Structural factors, like thermostatic public opinion or economic conditions, tend to be far more important in American elections than tactical choices by campaigns — which, generally speaking, only matter at the margins. What Youngkin said about CRT is probably less important than the fact that he was running as a Republican in 2021.
Of course, the thermostat doesn’t control everything. Much like a heat wave can overcome your air conditioning system, extreme events can overcome the normal dynamics of American elections. After the 9/11 attacks led to a surge in George W. Bush’s approval ratings, Republicans made gains in the 2002 midterms.
No similar event has buoyed Biden’s approval rating — in fact, it’s been quite the opposite. Negative media coverage of the Afghanistan withdrawal, Democratic infighting surrounding Biden’s economic agenda, and the pandemic’s persistence all seem to have taken a serious toll on the public’s perception of the Biden administration. Virginia Democrats would’ve already faced an uphill battle with a Democrat in the White House; that the Democratic president is now especially unpopular explains a lot about the November 2 results.
How those results are interpreted, and which narratives take hold, matter because they shape the way the parties respond. They don’t have time to wait for a dissertation on the results to be published, and work with the limited information they have now.

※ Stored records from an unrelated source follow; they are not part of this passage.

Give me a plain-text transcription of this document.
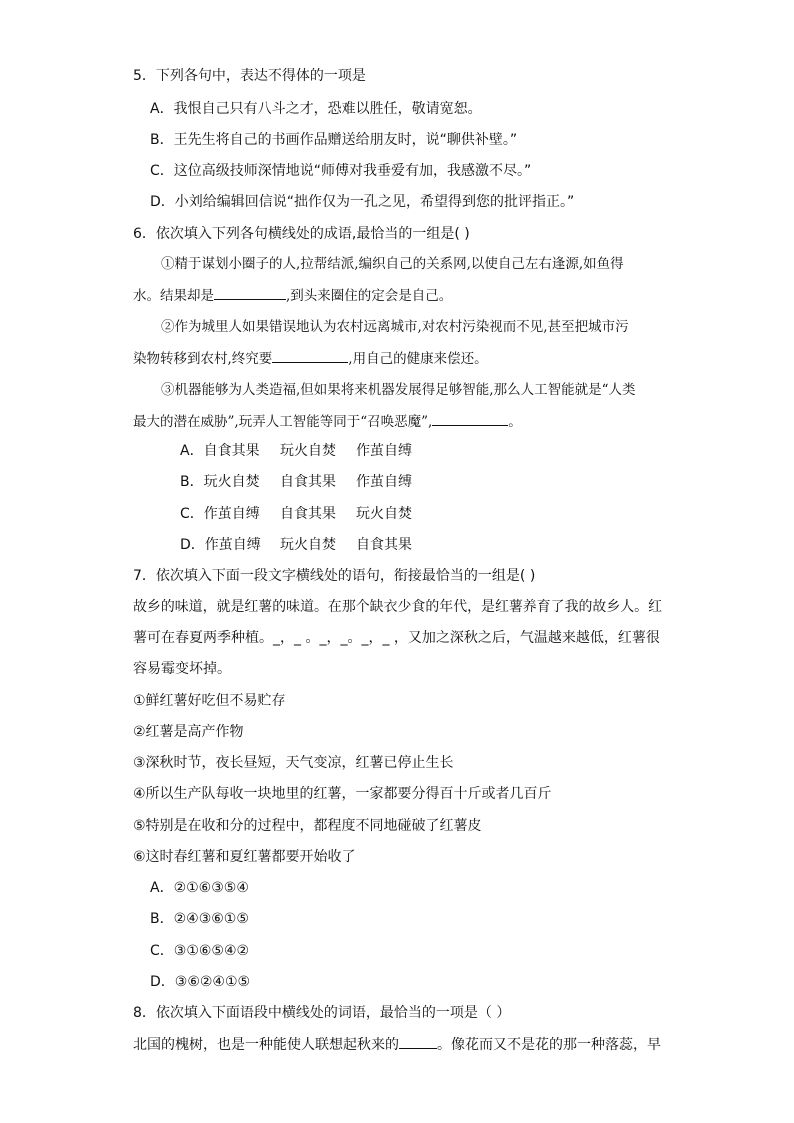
5．下列各句中，表达不得体的一项是
A．我恨自己只有八斗之才，恐难以胜任，敬请宽恕。
B．王先生将自己的书画作品赠送给朋友时，说“聊供补壁。”
C．这位高级技师深情地说“师傅对我垂爱有加，我感激不尽。”
D．小刘给编辑回信说“拙作仅为一孔之见，希望得到您的批评指正。”
6．依次填入下列各句横线处的成语,最恰当的一组是( )
①精于谋划小圈子的人,拉帮结派,编织自己的关系网,以使自己左右逢源,如鱼得
水。结果却是	,到头来圈住的定会是自己。
②作为城里人如果错误地认为农村远离城市,对农村污染视而不见,甚至把城市污
染物转移到农村,终究要	,用自己的健康来偿还。
③机器能够为人类造福,但如果将来机器发展得足够智能,那么人工智能就是“人类
最大的潜在威胁”,玩弄人工智能等同于“召唤恶魔”,	。
A．自食其果 玩火自焚 作茧自缚
B．玩火自焚 自食其果 作茧自缚
C．作茧自缚 自食其果 玩火自焚
D．作茧自缚 玩火自焚 自食其果
7．依次填入下面一段文字横线处的语句，衔接最恰当的一组是( )
故乡的味道，就是红薯的味道。在那个缺衣少食的年代，是红薯养育了我的故乡人。红
薯可在春夏两季种植。_，_ 。_，_。_，_ ，又加之深秋之后，气温越来越低，红薯很
容易霉变坏掉。
①鲜红薯好吃但不易贮存
②红薯是高产作物
③深秋时节，夜长昼短，天气变凉，红薯已停止生长
④所以生产队每收一块地里的红薯，一家都要分得百十斤或者几百斤
⑤特别是在收和分的过程中，都程度不同地碰破了红薯皮
⑥这时春红薯和夏红薯都要开始收了
A．②①⑥③⑤④
B．②④③⑥①⑤
C．③①⑥⑤④②
D．③⑥②④①⑤
8．依次填入下面语段中横线处的词语，最恰当的一项是（ ）
北国的槐树，也是一种能使人联想起秋来的	。像花而又不是花的那一种落蕊，早
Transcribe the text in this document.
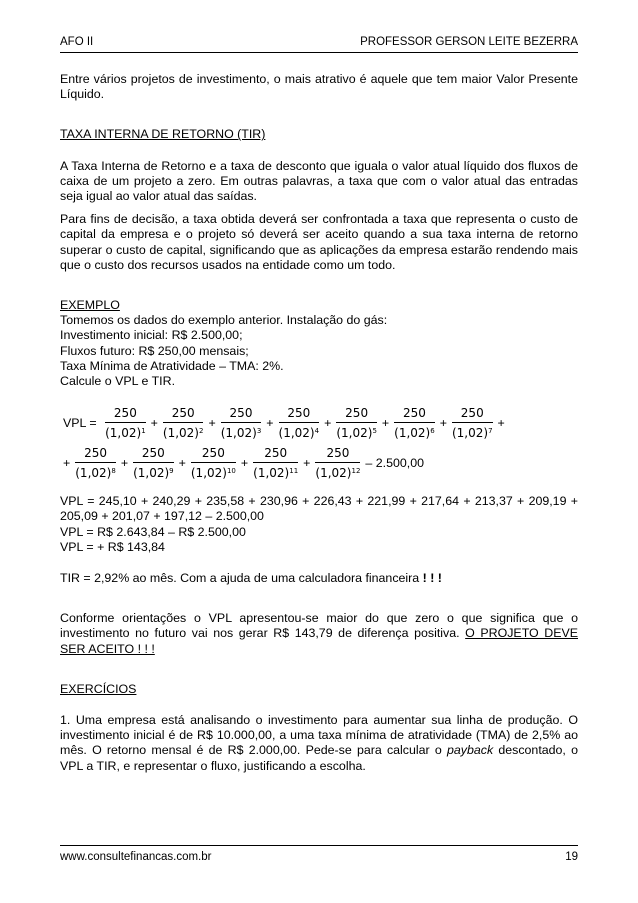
AFO II	PROFESSOR GERSON LEITE BEZERRA

Entre vários projetos de investimento, o mais atrativo é aquele que tem maior Valor Presente Líquido.

TAXA INTERNA DE RETORNO (TIR)

A Taxa Interna de Retorno e a taxa de desconto que iguala o valor atual líquido dos fluxos de caixa de um projeto a zero. Em outras palavras, a taxa que com o valor atual das entradas seja igual ao valor atual das saídas.

Para fins de decisão, a taxa obtida deverá ser confrontada a taxa que representa o custo de capital da empresa e o projeto só deverá ser aceito quando a sua taxa interna de retorno superar o custo de capital, significando que as aplicações da empresa estarão rendendo mais que o custo dos recursos usados na entidade como um todo.

EXEMPLO

Tomemos os dados do exemplo anterior. Instalação do gás:

Investimento inicial: R$ 2.500,00;

Fluxos futuro: R$ 250,00 mensais;

Taxa Mínima de Atratividade – TMA: 2%.

Calcule o VPL e TIR.

VPL = $\frac{250}{(1,02)^1} + \frac{250}{(1,02)^2} + \frac{250}{(1,02)^3} + \frac{250}{(1,02)^4} + \frac{250}{(1,02)^5} + \frac{250}{(1,02)^6} + \frac{250}{(1,02)^7}$ +
+ $\frac{250}{(1,02)^8} + \frac{250}{(1,02)^9} + \frac{250}{(1,02)^{10}} + \frac{250}{(1,02)^{11}} + \frac{250}{(1,02)^{12}} - 2.500,00$

VPL = 245,10 + 240,29 + 235,58 + 230,96 + 226,43 + 221,99 + 217,64 + 213,37 + 209,19 + 205,09 + 201,07 + 197,12 – 2.500,00

VPL = R$ 2.643,84 – R$ 2.500,00

VPL = + R$ 143,84

TIR = 2,92% ao mês. Com a ajuda de uma calculadora financeira ! ! !

Conforme orientações o VPL apresentou-se maior do que zero o que significa que o investimento no futuro vai nos gerar R$ 143,79 de diferença positiva. O PROJETO DEVE SER ACEITO ! ! !

EXERCÍCIOS

1. Uma empresa está analisando o investimento para aumentar sua linha de produção. O investimento inicial é de R$ 10.000,00, a uma taxa mínima de atratividade (TMA) de 2,5% ao mês. O retorno mensal é de R$ 2.000,00. Pede-se para calcular o payback descontado, o VPL a TIR, e representar o fluxo, justificando a escolha.

www.consultefinancas.com.br	19
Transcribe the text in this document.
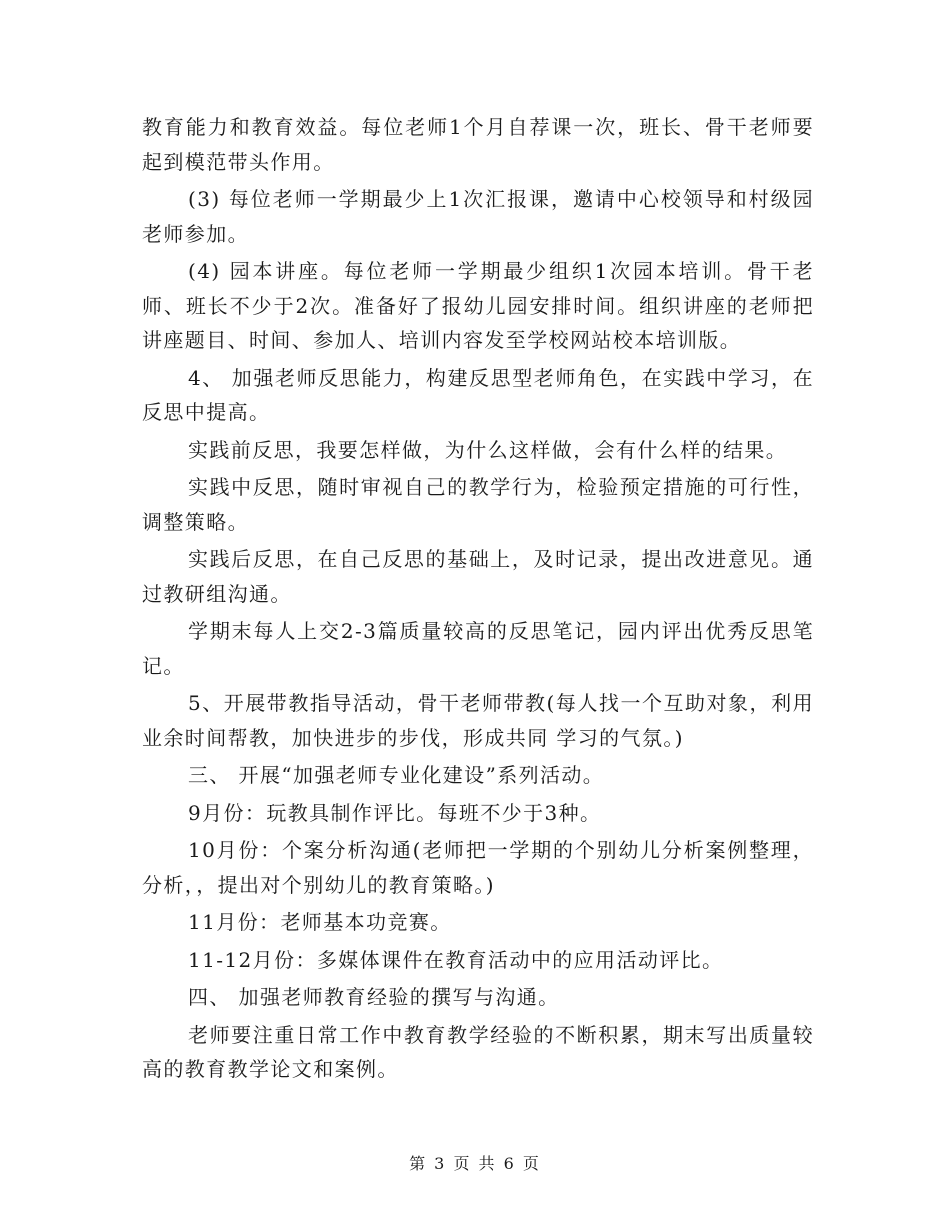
教育能力和教育效益。每位老师1个月自荐课一次，班长、骨干老师要起到模范带头作用。

(3) 每位老师一学期最少上1次汇报课，邀请中心校领导和村级园老师参加。

(4) 园本讲座。每位老师一学期最少组织1次园本培训。骨干老师、班长不少于2次。准备好了报幼儿园安排时间。组织讲座的老师把讲座题目、时间、参加人、培训内容发至学校网站校本培训版。

4、 加强老师反思能力，构建反思型老师角色，在实践中学习，在反思中提高。

实践前反思，我要怎样做，为什么这样做，会有什么样的结果。

实践中反思，随时审视自己的教学行为，检验预定措施的可行性，调整策略。

实践后反思，在自己反思的基础上，及时记录，提出改进意见。通过教研组沟通。

学期末每人上交2-3篇质量较高的反思笔记，园内评出优秀反思笔记。

5、开展带教指导活动，骨干老师带教(每人找一个互助对象，利用业余时间帮教，加快进步的步伐，形成共同 学习的气氛。)

三、 开展“加强老师专业化建设”系列活动。

9月份：玩教具制作评比。每班不少于3种。

10月份：个案分析沟通(老师把一学期的个别幼儿分析案例整理，分析，，提出对个别幼儿的教育策略。)

11月份：老师基本功竞赛。

11-12月份：多媒体课件在教育活动中的应用活动评比。

四、 加强老师教育经验的撰写与沟通。

老师要注重日常工作中教育教学经验的不断积累，期末写出质量较高的教育教学论文和案例。

第 3 页 共 6 页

“And now the real politics begins —the politics of explanation,” Georgetown’s Matt Glassman wrote after the race was called for Youngkin. “The bivariate result is obviously very important, but perhaps more important is how other officials — elected and not, in VA, in Washington, and elsewhere — understand it, and alter their actions.”
In a way, it’s convenient for both parties to believe the narrative about CRT swinging Virginia’s election: It flatters their ideological priors and suggests that they can do better by doing something as simple as adopting a new set of talking points. But the best evidence we have suggests they might be drawing the wrong conclusion.